4.3. Java Implementation (Alternative)

class Solution {
    public int climbStairs(int n) {
        int p = 0, q = 0, r = 1;
        for (int i = 1; i <= n; ++i) {
            p = q; 
            q = r; 
            r = p + q;
        }
        return r;
    }
}

4.4. Complexity Analysis

Time Complexity: O(n) - Same as standard DP
Space Complexity: O(1) - Only constant extra space used

5. 🔵 Solution 3: Matrix Exponentiation

5.1. Algorithm Idea

This mathematical approach uses matrix exponentiation to achieve logarithmic time complexity.
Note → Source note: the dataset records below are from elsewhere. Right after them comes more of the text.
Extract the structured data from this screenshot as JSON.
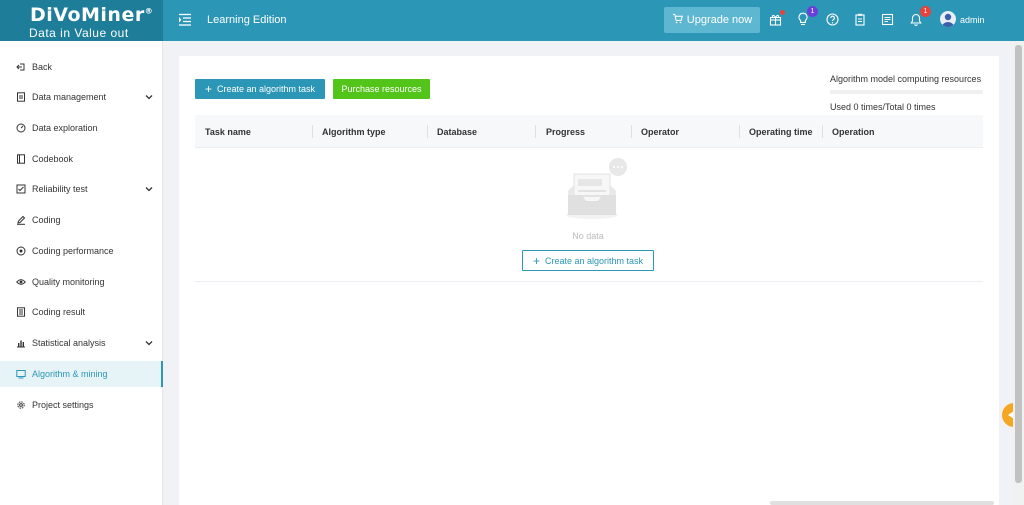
{
  "header": {
    "logo_text": "DiVoMiner",
    "logo_trademark": "®",
    "logo_tagline": "Data in  Value out",
    "edition": "Learning Edition",
    "upgrade_label": "Upgrade now",
    "tips_badge": "1",
    "notification_badge": "1",
    "username": "admin"
  },
  "sidebar": {
    "items": [
      {
        "label": "Back",
        "icon": "back-icon"
      },
      {
        "label": "Data management",
        "icon": "document-icon",
        "expandable": true
      },
      {
        "label": "Data exploration",
        "icon": "dashboard-icon"
      },
      {
        "label": "Codebook",
        "icon": "book-icon"
      },
      {
        "label": "Reliability test",
        "icon": "checklist-icon",
        "expandable": true
      },
      {
        "label": "Coding",
        "icon": "pen-icon"
      },
      {
        "label": "Coding performance",
        "icon": "gauge-icon"
      },
      {
        "label": "Quality monitoring",
        "icon": "eye-icon"
      },
      {
        "label": "Coding result",
        "icon": "list-icon"
      },
      {
        "label": "Statistical analysis",
        "icon": "bar-chart-icon",
        "expandable": true
      },
      {
        "label": "Algorithm & mining",
        "icon": "monitor-icon",
        "active": true
      },
      {
        "label": "Project settings",
        "icon": "gear-icon"
      }
    ]
  },
  "toolbar": {
    "create_label": "Create an algorithm task",
    "purchase_label": "Purchase resources"
  },
  "resources": {
    "title": "Algorithm model computing resources",
    "usage_text": "Used 0 times/Total 0 times",
    "usage_fraction": 0
  },
  "table": {
    "columns": [
      "Task name",
      "Algorithm type",
      "Database",
      "Progress",
      "Operator",
      "Operating time",
      "Operation"
    ],
    "rows": []
  },
  "empty": {
    "text": "No data",
    "create_label": "Create an algorithm task"
  },
  "colors": {
    "primary": "#2b96b5",
    "purchase": "#52c41a",
    "handle": "#f5a623"
  }
}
The recurrence relation can be represented as matrix multiplication, and we can use exponentiation by squaring to compute the result efficiently.

5.2. Key Points

Matrix Form: Represent as [F(n), F(n-1)] = [F(n-1), F(n-2)] * M
Transformation Matrix: M = [[1, 1], [1, 0]]
Exponentiation: Compute M^n using binary exponentiation in O(log n) time

5.3. Java Implementation

class Solution {
    public int climbStairs(int n) {
        if (n <= 2) return n;
        
        int[][] base = {{1, 1}, {1, 0}};
        int[][] result = matrixPower(base, n);
        
        return result[0][0];
    }
    
    private int[][] matrixPower(int[][] matrix, int power) {
        int[][] result = {{1, 0}, {0, 1}}; // Identity matrix
        
        while (power > 0) {
            if ((power & 1) == 1) {
                result = multiplyMatrices(result, matrix);
            }
            matrix = multiplyMatrices(matrix, matrix);
            power >>= 1;
        }
        
        return result;
    }
    
    private int[][] multiplyMatrices(int[][] a, int[][] b) {
        int[][] result = new int[2][2];
        result[0][0] = a[0][0] * b[0][0] + a[0][1] * b[1][0];
        result[0][1] = a[0][0] * b[0][1] + a[0][1] * b[1][1];
        result[1][0] = a[1][0] * b[0][0] + a[1][1] * b[1][0];
        result[1][1] = a[1][0] * b[0][1] + a[1][1] * b[1][1];
        return result;
    }
}

5.4. Complexity Analysis

Time Complexity: O(log n) - Due to exponentiation by squaring
Space Complexity: O(1) - Constant space for matrices

6. 📊 Solution Comparison

Solution	Time	Space	Pros	Cons
Standard DP	O(n)	O(n)	Intuitive, easy to understand	Higher memory usage
Optimized DP	O(n)	O(1)	Best for interviews, balanced	Still linear time
Matrix Exponentiation	O(log n)	O(1)	Optimal time complexity	Complex implementation

7. 💡 Summary

For the Climbing Stairs problem:

Standard DP is most intuitive and recommended for understanding the core concept
Space-optimized DP offers the best practical solution for interviews and general use
Matrix Exponentiation provides theoretical optimal time but is overkill for most scenarios

The key insight is recognizing this as a Fibonacci sequence problem where each step builds upon previous solutions.

The journey of a thousand steps begins with a single step, and each subsequent step is built upon the wisdom of the ones before - much like dynamic programming teaches us about solving complex problems through simpler subproblems.